Como deve saber o leitor, o Reino Unido se meteu em baita confusão desde que de forma oportunista seu ex-primeiro ministro do Partido Conservador, David Cameron, resolveu convocar um plebiscito sobre a permanência ou não dos britânicos na União Europeia. A proposta separatista (Brexit) prevaleceu com pequena margem, e desde então o povo da ilha da “quente cerveja” se coça sem saber para onde correr.

Nos próximos sessenta dias, entretanto, a ladainha deve chegar ao fim, com algum desfecho de grandes proporções (saída abrupta com recessão; novas eleições; governo provisório liderado pela oposição; novo plebiscito; entre outras).

Em meio a essa balbúrdia, uma réstia de luz se abriu para as forças de esquerda, mais especificamente para o Partido Trabalhista. Embora ninguém seja capaz de afirmar com precisão qual seria o resultado de uma eleição já no mês de outubro, Jeremy Corbyn, o líder dos trabalhistas, resolveu apresentar um programa de governo bastante ousado, anunciado como o mais radical de toda a história de seu emblemático partido.

Em primeiro lugar, o óbvio: se é possível imprimir moeda para ajudar as instituições financeiras encalacradas com suas próprias peripécias rentistas, por que não injetar dinheiro em grandes projetos de infraestrutura econômica e social? Seria o “Quantitative Easing (QE) para todos”, o qual produziria certamente resultados muito melhores (empregos, salários, crescimento econômico, ganhos de produtividade, entre outros) do que as versões de QE que se limitam a ajudar os bancos e fazer dos ricos mais ricos.

Além disso, observando a queda da qualidade dos serviços de utilidade pública desde que foram privatizados e os altos custos pagos pelos cidadãos britânicos, o programa do Labour defende com todas as letras a ampla reestatização das companhias de eletricidade, das empresas de saneamento, das redes de transporte público, dos correios e dos serviços médicos domiciliares (recentemente passados à empresas privadas).

Como se não bastasse, o time do Corbyn elenca ainda uma série de outras propostas interessantes: criar um banco estatal de investimentos para financiar projetos produtivos de longo prazo, utilizando recursos fiscais (exatamente como fazíamos aqui enquanto o país crescia); estabelecer uma meta ao Banco da Inglaterra (o BC deles) para que se garanta um ganho de produtividade da economia inglesa de ao menos 3% ao ano; adotar uma política industrial para o setor privado orientada pelas energias renováveis e pela criação de empregos de alta qualificação; estabelecer a obrigatoriedade das empresas distribuírem 10% de suas ações entre os seus empregados; fortalecer os mecanismos de contrato coletivo de trabalho e promover aumentos reais de salários.
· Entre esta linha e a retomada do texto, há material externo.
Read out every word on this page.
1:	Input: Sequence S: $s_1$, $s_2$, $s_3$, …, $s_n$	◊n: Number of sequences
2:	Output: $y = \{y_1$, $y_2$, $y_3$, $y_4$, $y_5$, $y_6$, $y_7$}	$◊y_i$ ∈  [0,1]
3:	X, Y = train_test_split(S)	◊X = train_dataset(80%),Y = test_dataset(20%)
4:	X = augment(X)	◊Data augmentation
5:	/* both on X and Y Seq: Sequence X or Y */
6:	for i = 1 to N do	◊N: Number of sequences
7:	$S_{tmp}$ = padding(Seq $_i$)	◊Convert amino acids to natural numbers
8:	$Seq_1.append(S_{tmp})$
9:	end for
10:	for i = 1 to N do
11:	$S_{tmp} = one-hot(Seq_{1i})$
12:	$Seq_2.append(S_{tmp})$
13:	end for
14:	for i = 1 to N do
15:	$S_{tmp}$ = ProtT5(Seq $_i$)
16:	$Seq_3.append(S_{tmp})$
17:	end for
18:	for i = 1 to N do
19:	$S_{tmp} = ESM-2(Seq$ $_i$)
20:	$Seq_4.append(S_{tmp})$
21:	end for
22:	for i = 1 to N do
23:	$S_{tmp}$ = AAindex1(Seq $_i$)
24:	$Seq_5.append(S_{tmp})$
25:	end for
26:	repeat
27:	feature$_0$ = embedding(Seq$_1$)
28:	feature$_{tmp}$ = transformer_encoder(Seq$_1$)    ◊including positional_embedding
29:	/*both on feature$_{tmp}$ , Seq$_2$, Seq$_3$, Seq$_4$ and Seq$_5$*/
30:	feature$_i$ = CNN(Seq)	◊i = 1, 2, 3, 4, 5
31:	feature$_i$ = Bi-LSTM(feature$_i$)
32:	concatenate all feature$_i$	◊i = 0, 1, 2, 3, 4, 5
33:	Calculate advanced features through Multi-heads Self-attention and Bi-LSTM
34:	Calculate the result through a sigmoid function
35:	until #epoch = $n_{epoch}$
Somando tudo e cientes de que, por outro lado, o mar não está para peixe e a tal indústria 4.0 deve alterar profundamente as economias centrais nos próximos anos, com séria redução do volume de empregos, os trabalhistas ingleses apostam que seu programa caminha no sentido da “renda básica universal”, um pouco diferente do formato usualmente conhecido – de transferência monetária às famílias.

Na versão turbinada dos Labours a ambiciosa dissociação entre renda e trabalho passaria principalmente pela maior oferta de bens e serviços públicos a todo o conjunto da população, de tal forma que a remuneração de cada indivíduo deixe de ser o fator determinante de sua condição de vida. Noutros termos, o que orienta as proposições do Partido Trabalhista é a relativa desmercantilização da vida da população, garantindo acesso gratuito à saúde, educação, transporte, habitação, entre outros e, consequentemente, ampliando a renda disponível no bolso de cada trabalhador, a qual poderia ser utilizada em consumo, lazer, viagens, cultura, etc. Ou seja, nada muito novo, nem original, mas extremamente ousado e inspirador no cenário de confusão e covardia que predominou nos partidos trabalhistas ao redor do mundo nas últimas décadas.